• [^] # Re: la mort du Libre ... pour la photographie

    Posté par . En réponse à la dépêche L'Union des Photographes veut la mort du Libre. Évalué à 5.

    Ce qui me désole, c'est votre aveuglement. Vous niez la réalité. Votre cause est juste parce qu'elle est puissante et qu'elle tue. "Vous n'avez qu'à vous défendre" me dites-vous ! C'est la raison du plus fort. La puissance des outils que vous concevez vous oblige à réfléchir aux conséquences de leur usage. Ceci afin que vous ne puissiez pas dire, dans quelques années, constatant un champ de ruines : "Nous ne savions pas !".

    Je répète: qu'est-ce que ça a avoir avec le choix de licence avec laquelle le photographe - amateur ou professionnel - publie sa photo ? Ce n'est pas en répétant que la Terre est plate que c'est une réalité, ce n'est pas en criminalisant les travaux de Newton et Galilée que vous changerez la réalité: 4 milliards d'êtres humains font de la photo aujourd'hui, quand ils n'étaient que 60 Millions en 1986 ( chiffres au hasard ).

    Tu nous la joue mouchoirs et violons, alors que ma réponse a été tout sauf un appel à la fatalité.

    Relis ma réponse . Elle se suffit à elle-même. Elle prouve que la question de la licence avec laquelle la photo est diffusée n'a rien à voir avec le problème de paupérisation du photographe.

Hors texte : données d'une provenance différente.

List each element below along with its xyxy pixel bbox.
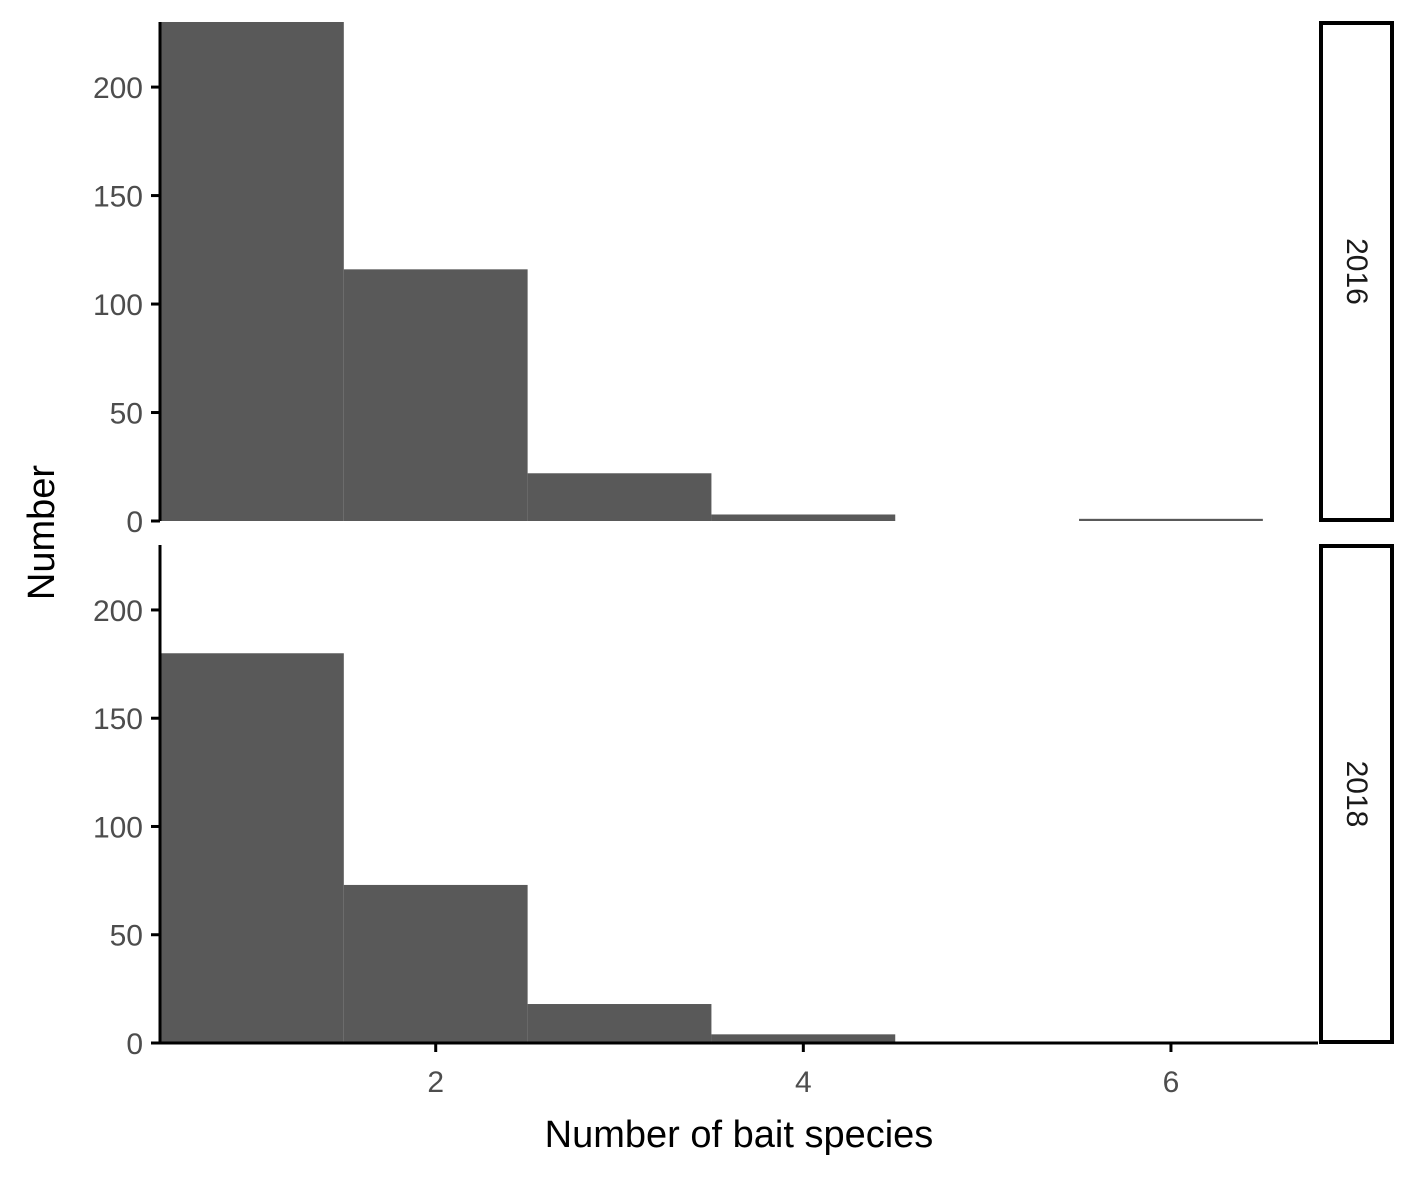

Elle montre que l'amalgame que vous faites est un appel au meurtre du bouc-émissaire.

    Dans d'autres secteurs d'activité, elle interdirait la chirurgie exploratoire, la physique, la diffusion des journaux, les arbalètes, l'école pour tous, le métier à tisser. ( Toutes ces atteintes au développement humain se sont réellement produites dans le passé toujours pour protéger une caste en difficulté ).

    Et pire, si nous sommes virulents sur la question de la demande de l'interdiction des licences libres, c'est parce que nous savons où mènent ces arguments, nous savons que l'interdiction de publier sous licence libre ne changera rien aux problèmes des photographes professionnels, Google deviendra alors la seule agence et imposera ses tarifs encore plus faibles que les tarifs actuels à tous les photographes Français, et nous savons qu'au contraire, ça ne fera que freiner localement le développement des solutions alternatives.
    Non pas pour conserver un métier sur le déclin, mais bien pour lui permettre d'évoluer vers une transformation nécessaire. ( argentique vers le numérique, 60 millions de photographes en comptant les photographes amateurs en 1986 , 4 Milliards de photographes aujourd'hui ).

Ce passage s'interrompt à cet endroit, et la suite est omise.